Ironically, the second coming of digital tsunami via the entangled infrastructures of the DTV transition has not been met with much mass media attention (sensational or reasonable.) Despite growing subscriptions to digital cable, an estimated 51 million Americans still rely on analog airwaves for televised information. And despite government vouchers for converter boxes and the promise of high-definition entertainment, there remain cataclysmic cavalcades of toxic e-waste, their numbers sure to spike post-DTV turnover.

The transition from analog-to-digital television is not a chance encounter with techno-apocalypse but rather a staged accident.

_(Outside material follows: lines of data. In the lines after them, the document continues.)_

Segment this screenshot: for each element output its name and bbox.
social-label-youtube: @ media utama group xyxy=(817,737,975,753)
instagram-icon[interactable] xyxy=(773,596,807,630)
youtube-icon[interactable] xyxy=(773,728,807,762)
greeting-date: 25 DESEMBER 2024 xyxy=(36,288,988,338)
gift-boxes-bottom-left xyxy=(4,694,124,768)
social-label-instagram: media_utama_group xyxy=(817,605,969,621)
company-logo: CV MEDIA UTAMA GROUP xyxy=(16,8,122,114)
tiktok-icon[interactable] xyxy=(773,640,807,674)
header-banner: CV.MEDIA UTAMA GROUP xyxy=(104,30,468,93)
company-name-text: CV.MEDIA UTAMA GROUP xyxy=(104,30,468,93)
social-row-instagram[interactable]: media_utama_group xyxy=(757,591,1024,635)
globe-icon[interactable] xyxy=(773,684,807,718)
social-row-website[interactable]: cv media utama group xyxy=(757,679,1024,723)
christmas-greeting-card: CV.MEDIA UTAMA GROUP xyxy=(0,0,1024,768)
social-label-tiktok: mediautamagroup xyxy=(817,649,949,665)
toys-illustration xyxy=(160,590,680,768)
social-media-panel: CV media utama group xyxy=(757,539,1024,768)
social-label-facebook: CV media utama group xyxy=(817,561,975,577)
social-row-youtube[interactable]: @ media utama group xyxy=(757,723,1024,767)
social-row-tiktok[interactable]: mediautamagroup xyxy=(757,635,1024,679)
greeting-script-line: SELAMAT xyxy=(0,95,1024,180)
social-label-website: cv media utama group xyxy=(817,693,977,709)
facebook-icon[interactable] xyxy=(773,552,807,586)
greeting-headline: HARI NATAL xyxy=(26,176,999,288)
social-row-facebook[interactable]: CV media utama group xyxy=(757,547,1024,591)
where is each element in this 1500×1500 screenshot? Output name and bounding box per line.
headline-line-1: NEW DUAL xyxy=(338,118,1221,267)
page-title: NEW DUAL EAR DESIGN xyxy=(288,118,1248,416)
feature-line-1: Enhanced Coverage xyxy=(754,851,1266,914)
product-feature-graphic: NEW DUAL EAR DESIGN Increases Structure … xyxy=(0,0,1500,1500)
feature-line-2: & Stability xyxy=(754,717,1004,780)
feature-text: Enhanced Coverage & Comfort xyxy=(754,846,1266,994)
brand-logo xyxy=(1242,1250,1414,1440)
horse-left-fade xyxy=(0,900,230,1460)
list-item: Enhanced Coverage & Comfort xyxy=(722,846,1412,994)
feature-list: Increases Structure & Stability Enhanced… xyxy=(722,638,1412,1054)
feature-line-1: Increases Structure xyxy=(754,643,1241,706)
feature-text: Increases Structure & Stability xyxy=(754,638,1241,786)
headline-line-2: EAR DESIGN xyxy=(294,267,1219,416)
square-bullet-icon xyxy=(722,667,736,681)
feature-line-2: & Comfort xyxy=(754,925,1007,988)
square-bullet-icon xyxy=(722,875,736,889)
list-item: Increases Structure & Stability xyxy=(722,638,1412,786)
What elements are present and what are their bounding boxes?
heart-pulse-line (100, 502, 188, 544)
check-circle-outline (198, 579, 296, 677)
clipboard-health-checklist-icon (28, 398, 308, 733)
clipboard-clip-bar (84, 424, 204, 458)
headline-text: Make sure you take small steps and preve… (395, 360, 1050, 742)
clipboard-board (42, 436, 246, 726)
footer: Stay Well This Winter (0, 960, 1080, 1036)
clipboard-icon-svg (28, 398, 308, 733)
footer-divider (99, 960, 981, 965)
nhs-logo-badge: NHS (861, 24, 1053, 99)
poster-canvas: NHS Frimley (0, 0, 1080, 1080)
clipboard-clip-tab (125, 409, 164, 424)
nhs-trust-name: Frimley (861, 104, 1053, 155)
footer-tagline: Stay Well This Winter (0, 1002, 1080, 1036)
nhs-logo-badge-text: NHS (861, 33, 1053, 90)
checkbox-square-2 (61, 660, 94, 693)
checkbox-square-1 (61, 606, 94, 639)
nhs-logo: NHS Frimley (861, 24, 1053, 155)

In Bill Viola’s essay Sight Unseen: Enlightened Squirrels and Fatal Experiments, the artist writes about initiation rituals and rites of passage as staged accidents. Crisis situations that defamiliarize the initiate, and activate dormant instincts. The DTV transition is a variant on a custom designed ordeal, a finely tuned test of dedicated consumption. The flip of the DTV switch in early ’09 will prompt an ultimatum: purchase or perish!

Engineers are not diligently working on resolving this systemic infection because the global streams of electronic waste are in fact instrumental in a growing industry of electronics recycling. That this recycling is often carried out in a manner brutally detrimental to human and environmental health seems to be always already another matter. Unlike the feared Y2K tsunami, e-waste tsunamis are not hazardous to the flow of global capital and so they don’t warrant sensationalized sojourns into the “what ifs” of an analog Armageddon.